On peut bien sûr objecter que, sur une autre image, les trois fleurs bleues, dont deux se fanent déjà, qui poussent en désordre au milieu d’une herbe brûlée le long d’une muraille fière de ses pierres blanches si caractéristiques de Jérusalem, n’ont la vertu ni de nous réjouir ni de nous étonner. D’ailleurs les quelques lettres sur lesquelles des tiges presque affaissées veillent avec une indifférence évidente, comme si elles étaient à bout de souffle ou qu’elles aient voulu partir ailleurs, semblent aussi égarées qu’elles. Mais voir ce déclin ne peut-il aussi nous faire toucher sensiblement notre désaccord essentiel avec lui ?  L’échelle assez rudimentaire, en bois épais qui, sur une autre image, est appuyée contre le mur d’un cimetière où l’on voit une plaque tombale dont l’inscription reste illisible, le symbolise au mieux. Elle semble suggérer au passant de quitter au plus vite ce lieu de mort et de monter vers le ciel si tentant au dessus du petit mur. Pourquoi pas en effet ? Mais suivre la promesse du ciel et des nuages ne se mérite-t-il pas par un long détour sur la terre ? Les lettres couchées sur la pierre en aiguisent le constat, et le faible rayon de lumière qui tombe sur elles rend douce cette pensée.

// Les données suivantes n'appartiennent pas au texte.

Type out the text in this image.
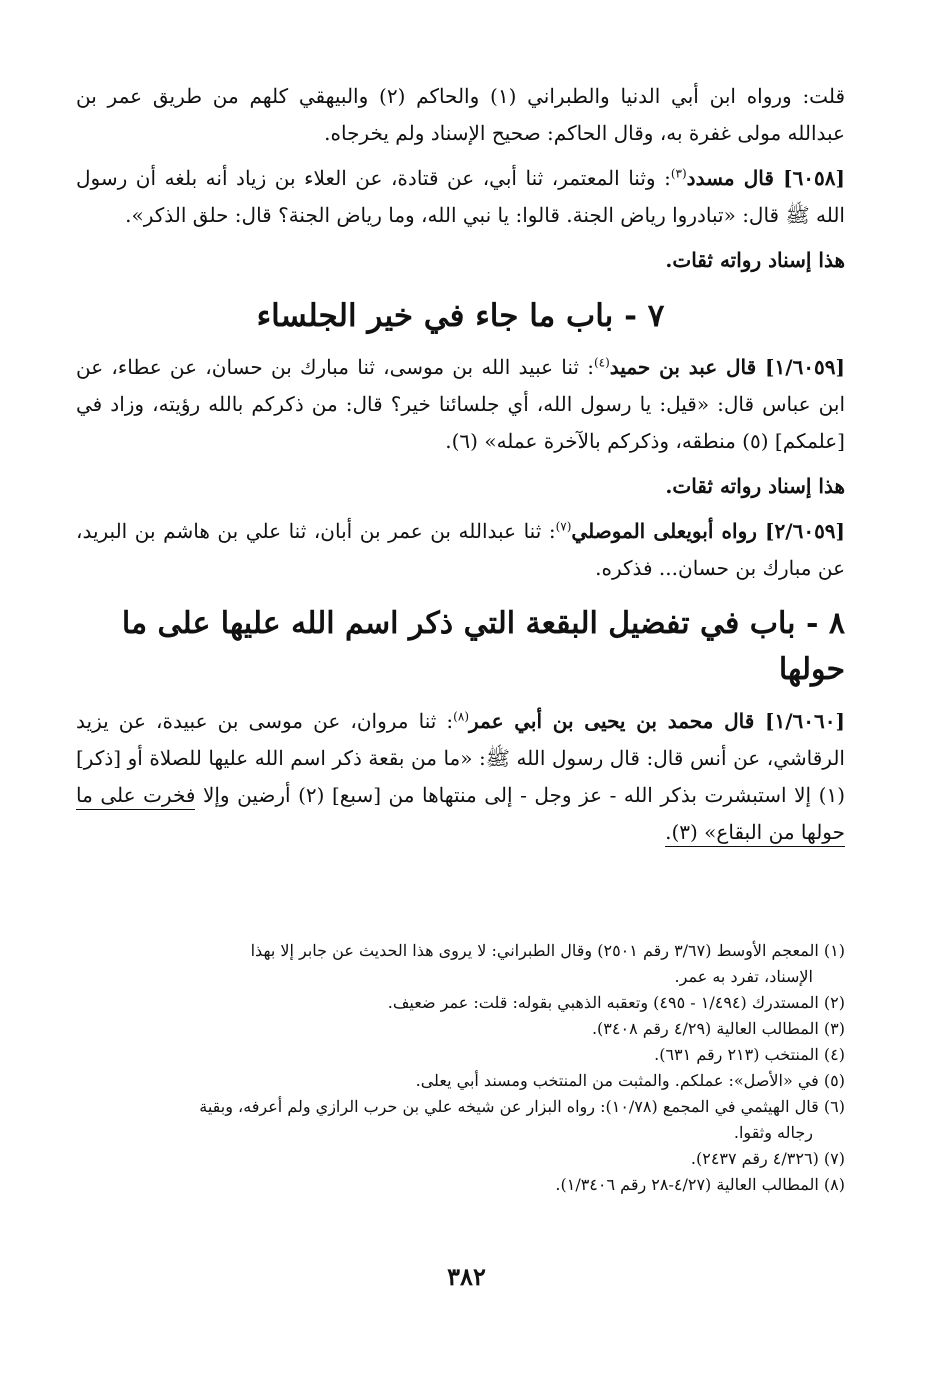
قلت: ورواه ابن أبي الدنيا والطبراني (١) والحاكم (٢) والبيهقي كلهم من طريق عمر بن عبدالله مولى غفرة به، وقال الحاكم: صحيح الإسناد ولم يخرجاه.

[٦٠٥٨] قال مسدد$^{(٣)}$: وثنا المعتمر، ثنا أبي، عن قتادة، عن العلاء بن زياد أنه بلغه أن رسول الله ﷺ قال: «تبادروا رياض الجنة. قالوا: يا نبي الله، وما رياض الجنة؟ قال: حلق الذكر».

هذا إسناد رواته ثقات.

٧ - باب ما جاء في خير الجلساء

[١/٦٠٥٩] قال عبد بن حميد$^{(٤)}$: ثنا عبيد الله بن موسى، ثنا مبارك بن حسان، عن عطاء، عن ابن عباس قال: «قيل: يا رسول الله، أي جلسائنا خير؟ قال: من ذكركم بالله رؤيته، وزاد في [علمكم] (٥) منطقه، وذكركم بالآخرة عمله» (٦).

هذا إسناد رواته ثقات.

[٢/٦٠٥٩] رواه أبويعلى الموصلي$^{(٧)}$: ثنا عبدالله بن عمر بن أبان، ثنا علي بن هاشم بن البريد، عن مبارك بن حسان... فذكره.

٨ - باب في تفضيل البقعة التي ذكر اسم الله عليها على ما حولها

[١/٦٠٦٠] قال محمد بن يحيى بن أبي عمر$^{(٨)}$: ثنا مروان، عن موسى بن عبيدة، عن يزيد الرقاشي، عن أنس قال: قال رسول الله ﷺ: «ما من بقعة ذكر اسم الله عليها للصلاة أو [ذكر] (١) إلا استبشرت بذكر الله - عز وجل - إلى منتهاها من [سبع] (٢) أرضين وإلا فخرت على ما حولها من البقاع» (٣).

(١) المعجم الأوسط (٣/٦٧ رقم ٢٥٠١) وقال الطبراني: لا يروى هذا الحديث عن جابر إلا بهذا
الإسناد، تفرد به عمر.

(٢) المستدرك (١/٤٩٤ - ٤٩٥) وتعقبه الذهبي بقوله: قلت: عمر ضعيف.

(٣) المطالب العالية (٤/٢٩ رقم ٣٤٠٨).

(٤) المنتخب (٢١٣ رقم ٦٣١).

(٥) في «الأصل»: عملكم. والمثبت من المنتخب ومسند أبي يعلى.

(٦) قال الهيثمي في المجمع (١٠/٧٨): رواه البزار عن شيخه علي بن حرب الرازي ولم أعرفه، وبقية
رجاله وثقوا.

(٧) (٤/٣٢٦ رقم ٢٤٣٧).

(٨) المطالب العالية (٤/٢٧-٢٨ رقم ١/٣٤٠٦).

٣٨٢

Il n’est pas sûr toutefois que ce soit là la conclusion du photographe. Certes il ne nous en impose aucune, il nous donne seulement à contempler ce que sa sensibilité et son intelligence ont saisi de la beauté et du mystère des lettres lorsqu’elles n’ont plus que la terre pour demeure. Mais c’est peut-être, malgré les frêles moments d’espoir au creux de ceux, plus nombreux, de redoutable mélancolie et de tristesse à fleur de peau, sur l’image d’une sérénité ample et sage qu’il convient de finir. L’image de cette pierre, plate et vénérable, recouverte d’un peu de mousse brune, de quelques cailloux et de lettres insistantes, tandis que les heures paraissent s’être immobilisées soudain, en suggère le sentiment. Cette pierre et ces lettres se fondent avec le paysage, avec les montagnes au loin et avec une mince bande de ciel rosé. Une clarté paisible s’est rendue au rendez-vous. La grande folie de l’histoire reste ici en suspens, les lettres ont gagné leur pari, elles l’ont, en cet instant, transformée en sérénité palpable et vraie.